BRASÍLIA. A complicada equação que está sendo montada pela equipe de transição para preencher os cargos de comando na Esplanada dos Ministérios deve se estender às principais agências reguladoras do país - o que pode abrir nova frente de batalha entre os partidos da base. A presidente eleita, Dilma Rousseff, precisa indicar nada menos que 14 novos diretores até o fim do primeiro trimestre de 2011, entre eles os presidentes da Agência Nacional de Vigilância Sanitária (Anvisa) e da Agência Nacional de Aviação Civil (Anac), cujos mandatos terminam, respectivamente, em janeiro e março.

Dilma tentará resistir às indicações políticas, sobretudo nas agências que regulam setores de infraestrutura. A ideia é lançar mão de técnicos afinados com a estratégia de reduzir os poderes das agências - o que já vinha sendo aplicado desde o início do governo Lula. Mas ainda não se sabe qual será a sua margem de manobra para priorizar quadros técnicos em detrimento de acomodações políticas.
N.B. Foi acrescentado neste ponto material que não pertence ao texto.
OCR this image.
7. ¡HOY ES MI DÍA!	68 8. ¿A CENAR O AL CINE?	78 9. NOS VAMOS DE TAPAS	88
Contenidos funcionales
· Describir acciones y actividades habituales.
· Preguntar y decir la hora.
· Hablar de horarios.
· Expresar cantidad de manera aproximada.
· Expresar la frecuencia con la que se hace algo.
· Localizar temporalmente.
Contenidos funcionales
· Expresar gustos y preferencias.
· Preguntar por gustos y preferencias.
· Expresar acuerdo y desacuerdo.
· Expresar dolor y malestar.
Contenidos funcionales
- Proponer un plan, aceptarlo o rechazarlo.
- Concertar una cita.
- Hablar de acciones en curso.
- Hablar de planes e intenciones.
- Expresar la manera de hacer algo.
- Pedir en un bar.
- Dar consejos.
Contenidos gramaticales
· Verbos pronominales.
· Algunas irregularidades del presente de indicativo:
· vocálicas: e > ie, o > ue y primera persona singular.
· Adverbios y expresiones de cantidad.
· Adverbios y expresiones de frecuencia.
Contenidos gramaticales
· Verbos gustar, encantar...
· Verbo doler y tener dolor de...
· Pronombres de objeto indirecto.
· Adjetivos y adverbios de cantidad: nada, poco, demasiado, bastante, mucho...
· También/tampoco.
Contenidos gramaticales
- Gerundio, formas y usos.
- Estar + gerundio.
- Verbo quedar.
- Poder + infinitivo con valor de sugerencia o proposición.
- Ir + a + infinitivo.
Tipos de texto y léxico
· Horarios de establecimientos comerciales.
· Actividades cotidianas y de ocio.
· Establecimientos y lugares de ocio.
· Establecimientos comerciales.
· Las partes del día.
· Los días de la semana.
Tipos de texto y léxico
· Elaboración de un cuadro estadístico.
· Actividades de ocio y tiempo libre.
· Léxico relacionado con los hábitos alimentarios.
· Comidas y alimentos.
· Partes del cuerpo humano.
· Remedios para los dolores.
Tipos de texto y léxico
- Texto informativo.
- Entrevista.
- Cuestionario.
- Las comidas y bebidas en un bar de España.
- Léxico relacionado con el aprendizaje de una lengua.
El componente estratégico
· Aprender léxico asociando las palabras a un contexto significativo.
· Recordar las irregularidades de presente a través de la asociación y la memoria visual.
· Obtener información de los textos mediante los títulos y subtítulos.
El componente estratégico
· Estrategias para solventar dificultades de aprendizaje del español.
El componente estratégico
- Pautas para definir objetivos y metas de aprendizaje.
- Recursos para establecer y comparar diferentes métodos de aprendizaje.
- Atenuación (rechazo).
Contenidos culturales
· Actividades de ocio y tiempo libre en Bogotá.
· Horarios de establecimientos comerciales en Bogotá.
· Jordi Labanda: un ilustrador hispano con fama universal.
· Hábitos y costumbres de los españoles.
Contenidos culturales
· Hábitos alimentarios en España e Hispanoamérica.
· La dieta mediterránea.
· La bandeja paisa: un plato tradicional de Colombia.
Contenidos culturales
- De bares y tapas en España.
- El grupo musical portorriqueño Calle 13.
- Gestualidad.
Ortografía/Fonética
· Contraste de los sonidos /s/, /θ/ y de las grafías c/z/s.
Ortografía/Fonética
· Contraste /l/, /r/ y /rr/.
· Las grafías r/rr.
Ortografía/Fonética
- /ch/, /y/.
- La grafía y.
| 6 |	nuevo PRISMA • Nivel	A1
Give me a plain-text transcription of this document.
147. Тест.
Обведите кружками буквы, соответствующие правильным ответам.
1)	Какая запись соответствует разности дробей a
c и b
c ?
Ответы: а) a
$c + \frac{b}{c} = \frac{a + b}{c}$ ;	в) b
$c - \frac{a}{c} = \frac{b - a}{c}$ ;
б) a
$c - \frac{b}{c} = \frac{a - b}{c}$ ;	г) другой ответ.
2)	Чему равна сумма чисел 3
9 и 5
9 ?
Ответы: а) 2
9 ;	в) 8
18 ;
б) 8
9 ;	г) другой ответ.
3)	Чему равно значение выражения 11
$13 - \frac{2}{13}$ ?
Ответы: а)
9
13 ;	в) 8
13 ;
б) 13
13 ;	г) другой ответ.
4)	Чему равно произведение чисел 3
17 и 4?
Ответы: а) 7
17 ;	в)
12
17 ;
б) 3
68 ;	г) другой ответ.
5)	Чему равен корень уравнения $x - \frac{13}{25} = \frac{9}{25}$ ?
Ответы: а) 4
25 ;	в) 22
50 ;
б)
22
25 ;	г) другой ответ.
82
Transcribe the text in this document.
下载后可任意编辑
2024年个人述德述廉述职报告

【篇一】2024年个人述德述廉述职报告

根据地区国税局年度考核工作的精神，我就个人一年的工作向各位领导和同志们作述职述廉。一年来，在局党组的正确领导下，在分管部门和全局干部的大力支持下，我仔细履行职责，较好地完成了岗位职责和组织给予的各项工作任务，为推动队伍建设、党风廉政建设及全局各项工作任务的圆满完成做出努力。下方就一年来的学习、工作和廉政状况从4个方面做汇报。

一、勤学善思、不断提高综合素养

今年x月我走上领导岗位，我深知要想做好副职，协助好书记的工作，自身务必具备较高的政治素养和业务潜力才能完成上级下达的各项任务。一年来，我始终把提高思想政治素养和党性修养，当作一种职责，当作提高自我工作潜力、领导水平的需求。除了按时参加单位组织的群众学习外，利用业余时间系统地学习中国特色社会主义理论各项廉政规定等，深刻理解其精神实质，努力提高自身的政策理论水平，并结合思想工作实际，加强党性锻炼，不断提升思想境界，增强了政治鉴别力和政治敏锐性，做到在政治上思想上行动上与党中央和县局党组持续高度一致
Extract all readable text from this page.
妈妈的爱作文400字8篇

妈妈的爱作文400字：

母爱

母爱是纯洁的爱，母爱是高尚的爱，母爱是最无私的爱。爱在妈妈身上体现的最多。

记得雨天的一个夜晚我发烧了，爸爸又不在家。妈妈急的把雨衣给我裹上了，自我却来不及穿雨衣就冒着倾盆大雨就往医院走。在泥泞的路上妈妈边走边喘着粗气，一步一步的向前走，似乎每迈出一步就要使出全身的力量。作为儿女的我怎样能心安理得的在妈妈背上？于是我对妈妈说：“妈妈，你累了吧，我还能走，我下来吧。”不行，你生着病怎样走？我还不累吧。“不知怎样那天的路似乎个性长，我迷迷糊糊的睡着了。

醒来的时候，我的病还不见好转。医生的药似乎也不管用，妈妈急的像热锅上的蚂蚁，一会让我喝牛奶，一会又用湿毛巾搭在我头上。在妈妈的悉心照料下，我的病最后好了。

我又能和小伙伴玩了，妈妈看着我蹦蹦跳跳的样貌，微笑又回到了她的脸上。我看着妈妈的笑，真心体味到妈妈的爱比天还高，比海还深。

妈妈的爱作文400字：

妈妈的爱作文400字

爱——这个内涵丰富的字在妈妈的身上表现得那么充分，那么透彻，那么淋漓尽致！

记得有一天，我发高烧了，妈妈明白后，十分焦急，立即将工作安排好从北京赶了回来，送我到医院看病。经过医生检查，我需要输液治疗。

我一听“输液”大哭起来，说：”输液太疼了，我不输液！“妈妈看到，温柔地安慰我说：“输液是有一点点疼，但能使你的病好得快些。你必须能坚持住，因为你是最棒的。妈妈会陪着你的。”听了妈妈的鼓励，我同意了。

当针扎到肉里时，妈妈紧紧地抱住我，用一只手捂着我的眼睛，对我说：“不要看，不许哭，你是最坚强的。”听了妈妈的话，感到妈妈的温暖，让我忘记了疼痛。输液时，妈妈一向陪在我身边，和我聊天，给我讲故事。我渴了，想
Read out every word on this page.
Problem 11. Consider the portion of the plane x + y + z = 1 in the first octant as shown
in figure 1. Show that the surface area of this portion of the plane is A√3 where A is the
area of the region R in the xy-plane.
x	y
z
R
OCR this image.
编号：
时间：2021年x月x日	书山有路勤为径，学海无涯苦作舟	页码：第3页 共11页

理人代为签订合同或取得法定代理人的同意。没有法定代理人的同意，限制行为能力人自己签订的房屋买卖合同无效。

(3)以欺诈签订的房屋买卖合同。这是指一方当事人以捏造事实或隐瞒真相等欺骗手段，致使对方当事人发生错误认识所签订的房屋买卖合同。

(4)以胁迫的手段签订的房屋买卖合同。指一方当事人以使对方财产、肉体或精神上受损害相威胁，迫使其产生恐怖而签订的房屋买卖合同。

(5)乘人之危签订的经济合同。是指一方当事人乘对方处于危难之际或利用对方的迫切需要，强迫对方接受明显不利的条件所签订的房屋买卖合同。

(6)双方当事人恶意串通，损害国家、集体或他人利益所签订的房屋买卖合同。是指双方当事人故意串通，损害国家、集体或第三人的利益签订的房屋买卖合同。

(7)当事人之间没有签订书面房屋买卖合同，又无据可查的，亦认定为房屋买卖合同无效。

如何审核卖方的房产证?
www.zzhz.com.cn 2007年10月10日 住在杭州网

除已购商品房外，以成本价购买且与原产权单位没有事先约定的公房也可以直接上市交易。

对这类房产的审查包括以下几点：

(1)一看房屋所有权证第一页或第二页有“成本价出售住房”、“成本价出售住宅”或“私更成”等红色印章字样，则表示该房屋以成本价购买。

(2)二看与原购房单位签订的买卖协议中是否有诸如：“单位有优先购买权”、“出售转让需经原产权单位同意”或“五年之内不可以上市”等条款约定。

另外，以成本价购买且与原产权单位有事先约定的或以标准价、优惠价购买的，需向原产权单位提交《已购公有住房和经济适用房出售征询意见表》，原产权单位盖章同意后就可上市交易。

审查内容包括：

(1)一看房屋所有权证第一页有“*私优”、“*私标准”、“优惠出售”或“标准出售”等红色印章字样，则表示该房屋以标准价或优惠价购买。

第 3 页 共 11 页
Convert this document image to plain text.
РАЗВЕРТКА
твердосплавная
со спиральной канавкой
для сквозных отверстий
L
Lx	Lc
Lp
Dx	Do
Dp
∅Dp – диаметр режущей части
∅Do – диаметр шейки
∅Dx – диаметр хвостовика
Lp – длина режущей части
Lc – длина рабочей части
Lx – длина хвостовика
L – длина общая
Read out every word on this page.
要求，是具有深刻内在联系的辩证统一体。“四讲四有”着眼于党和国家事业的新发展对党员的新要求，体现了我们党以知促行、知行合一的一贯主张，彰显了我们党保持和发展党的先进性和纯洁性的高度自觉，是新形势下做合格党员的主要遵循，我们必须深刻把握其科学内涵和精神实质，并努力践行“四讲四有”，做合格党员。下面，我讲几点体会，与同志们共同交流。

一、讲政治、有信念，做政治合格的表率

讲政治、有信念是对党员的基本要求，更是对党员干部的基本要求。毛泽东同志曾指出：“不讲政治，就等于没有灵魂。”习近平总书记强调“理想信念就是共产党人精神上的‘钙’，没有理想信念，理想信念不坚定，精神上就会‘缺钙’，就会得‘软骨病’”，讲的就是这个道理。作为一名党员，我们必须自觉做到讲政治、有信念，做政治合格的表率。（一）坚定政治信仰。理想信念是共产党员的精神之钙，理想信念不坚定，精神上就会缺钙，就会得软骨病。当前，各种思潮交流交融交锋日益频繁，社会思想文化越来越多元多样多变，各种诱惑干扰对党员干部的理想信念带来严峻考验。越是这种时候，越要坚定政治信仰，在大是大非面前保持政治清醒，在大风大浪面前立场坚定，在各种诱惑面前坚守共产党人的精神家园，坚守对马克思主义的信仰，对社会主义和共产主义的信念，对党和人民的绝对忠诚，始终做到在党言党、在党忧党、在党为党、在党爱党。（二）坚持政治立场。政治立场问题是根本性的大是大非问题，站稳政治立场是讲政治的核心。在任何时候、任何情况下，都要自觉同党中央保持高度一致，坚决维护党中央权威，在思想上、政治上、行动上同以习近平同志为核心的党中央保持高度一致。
Na equipe de transição de governo, na qual a preocupação da cúpula é resolver o primeiro escalão, a nova composição das agências faz parte das discussões técnicas.

Partidos que tradicionalmente garantem assentos nas entidades responsáveis por regular e formular políticas para diversos setores não vão querer abrir mão de suas cotas. É o caso da Agência Nacional do Petróleo (ANP). O presidente Haroldo Lima, indicação do PCdoB, deixa o cargo em dezembro de 2011, quando completa o segundo mandato e oito anos à frente da entidade.

Acredita-se que o partido não tenha dificuldades de garantir sua vaga. A ANP deve perder poderes com a criação da Petrosal, que ficará responsável pela exploração do petróleo do pré-sal.
Na Anatel, que tem uma diretoria considerada politizada, um dos conselheiros foi indicado pelos petistas; outro seria cota do PMDB. A vaga da presidência será aberta em novembro de 2011.

Em agosto deste ano, o administrador de empresas Jorge Luiz Macedo Bastos assumiu o cargo de diretor da Agência Nacional de Transportes Terrestres (ANTT). Indicado pelo ex-senador do PMDB Wellington Salgado (MG), Bastos foi seu assessor direto e dirigiu o time de basquete Universo (da família Salgado), campeão em 2010. À época, o executivo admitiu ter familiaridade com os complexos temas do setor apenas como usuário. Até o fim de seu mandato de quatro anos, terá de decidir sobre temas como a licitação e a construção do Trem de Alta Velocidade, as novas regras do setor ferroviário e as concessões de rodovias.

Na Agência Nacional de Saúde Suplementar (ANS), onde há três diretorias vazias, a indicação do presidente no ano passado causou desconforto. Mais de 60 entidades ligadas às áreas da saúde e da defesa do consumidor lançaram à época manifesto contra a indicação de Maurício Ceschin para o cargo de diretor de Desenvolvimento Setorial. Ceschin ocupava a presidência executiva do grupo Qualicorp, que comercializa planos e seguros de saúde coletivos das maiores operadoras do país. A função da agência é regular os planos de saúde.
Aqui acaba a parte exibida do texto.